An international team of researchers has found that the fish population in marine protected areas (MPAs) is more abundant when compared to that in the outside habitat.
The researchers used hydroacoustics technology to find that the fish population was four times abundant in Mexico's protected Cabo Pulmo National Park than the regions outside it. The new finding in hydroacoustics points towards a new, more cost-effective method to assess fish population.
Researchers surveyed the marine life using sound waves produced by hydroacoustic equipment mounted on boats. Various methods like transects and scanning the water column in rows were employed for the survey to find that fish density, total biomass and the size of individual organisms were higher inside the MPA.
Octavio Aburto, a marine ecologist at Scripps Institution of Oceanography at the University of California San Diego said, "Managers and authorities in many countries spend a lot of financial resources assessing marine protected areas. The results of this paper demonstrate that it is possible to use acoustic technologies to generate information about marine resources inside MPAs in a faster and less expensive way, reducing the costs for governments in ocean conservation."
Local residents of Cabo Pulmo had created the 71-square-kilometer undersea park in 1995 to protect waters they fished.
The study published in the journal Scientific Reports stated that the MPA protected the fish population from fleets which operated beyond its boundaries. Scripps researchers have conducted several studies in Cabo Pulmo since 2002. Scuba divers conduct the underwater visual census of coastal marine life for Scripps and other organizations.
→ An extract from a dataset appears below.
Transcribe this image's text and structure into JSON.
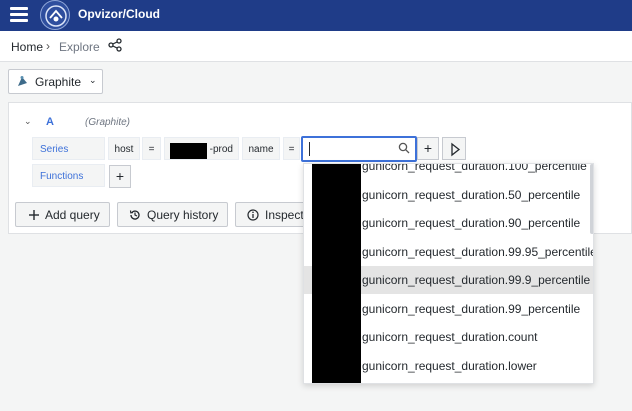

Jack Egerton, a researcher at the University of Texas said, "Both hydroacoustic and marine protected areas are well-established but it is novel to use the former to assess the latter. Through this, we have been able to see how important the Cabo Pulmo National Park is for fish population in the area."
Even though hydroacoustic surveys are more cost-effective than the underwater visual censuses, the latter method would help in species-specific information. The acoustic method could, however, overcome issues like diver depth limits and water clarity.
However, it was also found that animal abundance in reefs was around 50 times higher than the water outside the MPA.